NORTON SHORES – In a move to increase consumer protection in Michigan and hold drug companies accountable, State Representative Mary Valentine (D-Norton Shores) today introduced a plan that requires drug companies to fully disclose how they spend their marketing money and bans lavish gifts such as extravagant trips and meals to doctors.
"While consumers and seniors living on fixed incomes are pinching pennies to pay for their prescription drugs, the drug companies are spending billions of dollars on marketing their products," Valentine said. "The drug companies unfortunately put profits before people and secrecy ahead of safety. What is most important is the safety of our residents and protecting our consumers. By requiring drug companies to report what and how they spend their money, we can increase transparency and openness in the industry, which will only benefit Michigan's citizens."
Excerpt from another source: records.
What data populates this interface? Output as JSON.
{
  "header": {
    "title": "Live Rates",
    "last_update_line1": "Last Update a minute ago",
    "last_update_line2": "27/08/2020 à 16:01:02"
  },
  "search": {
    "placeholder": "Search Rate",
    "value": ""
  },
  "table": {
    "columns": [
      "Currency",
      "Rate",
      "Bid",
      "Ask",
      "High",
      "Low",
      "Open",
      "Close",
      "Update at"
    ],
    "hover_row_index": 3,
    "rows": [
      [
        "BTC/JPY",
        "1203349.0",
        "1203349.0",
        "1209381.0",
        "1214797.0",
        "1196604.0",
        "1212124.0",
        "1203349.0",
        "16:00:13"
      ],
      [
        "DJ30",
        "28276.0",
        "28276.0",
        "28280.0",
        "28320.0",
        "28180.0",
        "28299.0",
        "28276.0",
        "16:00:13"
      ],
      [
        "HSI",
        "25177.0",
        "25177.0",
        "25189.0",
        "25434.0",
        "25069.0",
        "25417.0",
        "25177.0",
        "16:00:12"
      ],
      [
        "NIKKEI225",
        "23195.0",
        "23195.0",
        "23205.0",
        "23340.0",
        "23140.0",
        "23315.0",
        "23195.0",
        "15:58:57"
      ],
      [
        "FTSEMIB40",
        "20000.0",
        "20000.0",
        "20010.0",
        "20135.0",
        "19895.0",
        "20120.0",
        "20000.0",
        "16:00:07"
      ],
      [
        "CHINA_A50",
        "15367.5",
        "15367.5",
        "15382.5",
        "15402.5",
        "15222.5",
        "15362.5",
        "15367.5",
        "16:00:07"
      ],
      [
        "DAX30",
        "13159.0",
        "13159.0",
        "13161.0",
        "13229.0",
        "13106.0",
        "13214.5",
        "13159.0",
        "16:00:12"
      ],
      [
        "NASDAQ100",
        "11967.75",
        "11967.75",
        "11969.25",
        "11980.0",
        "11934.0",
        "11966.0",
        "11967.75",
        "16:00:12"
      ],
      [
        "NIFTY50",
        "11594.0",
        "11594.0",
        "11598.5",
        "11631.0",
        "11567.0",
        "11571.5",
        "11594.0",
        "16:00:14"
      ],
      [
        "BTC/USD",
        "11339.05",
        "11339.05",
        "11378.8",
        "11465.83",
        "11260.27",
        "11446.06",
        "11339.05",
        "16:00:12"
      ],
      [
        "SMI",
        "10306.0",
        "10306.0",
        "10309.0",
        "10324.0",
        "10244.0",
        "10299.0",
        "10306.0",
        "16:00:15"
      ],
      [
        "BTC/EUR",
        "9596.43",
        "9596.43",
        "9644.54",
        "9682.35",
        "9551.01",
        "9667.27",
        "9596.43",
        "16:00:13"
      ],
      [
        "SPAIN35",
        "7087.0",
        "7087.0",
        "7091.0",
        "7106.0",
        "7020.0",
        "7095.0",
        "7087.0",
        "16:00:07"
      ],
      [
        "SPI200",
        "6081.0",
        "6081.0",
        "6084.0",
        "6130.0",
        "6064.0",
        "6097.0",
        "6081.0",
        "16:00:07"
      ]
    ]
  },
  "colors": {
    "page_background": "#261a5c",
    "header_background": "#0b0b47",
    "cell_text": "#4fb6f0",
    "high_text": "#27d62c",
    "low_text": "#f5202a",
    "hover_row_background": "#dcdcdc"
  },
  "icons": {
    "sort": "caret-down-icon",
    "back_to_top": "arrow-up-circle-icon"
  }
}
The House Democratic plan would:
- Require companies to report all drug advertising and marketing expenditures, including gifts to doctors and other health care workers.
- Require companies to report research and development expenditures.
- Ban lavish drug company gifts to doctors and limit gifts to $100 worth a year.
- Establish a searchable Web site that details drug companies' marketing expenses and gifts to doctors, which would be maintained by the Department of Community Health.
Big drug companies spend more than $21 billion annually on marketing. ¹ Merck, maker of now-banned Vioxx, spent more than $160 million on an aggressive advertising campaign in 2000; as a result, sales of Vioxx quadrupled to $1.5 billion. ² Vioxx may have caused heart attacks or cardiac deaths in up to 139,000 Americans, based on Merck's own studies, before it was pulled from shelves in 2004.³
"We must demand more openness and transparency from drug companies," Valentine said. "We cannot let up on our fight to make drug companies more accountable. Increasing accountability will increase consumer protection, and could ultimately save lives in Michigan. This is the right thing to do to safeguard the health and well-being of our residents."
¹ Journal of the American Medical Association, Jan. 25, 2006.
² 2002 AARP report.
³ Testimony of David Graham, associate director for science and medicine in the FDA's Office of Drug Safety,
before the Senate Finance Committee, Nov. 18, 2004.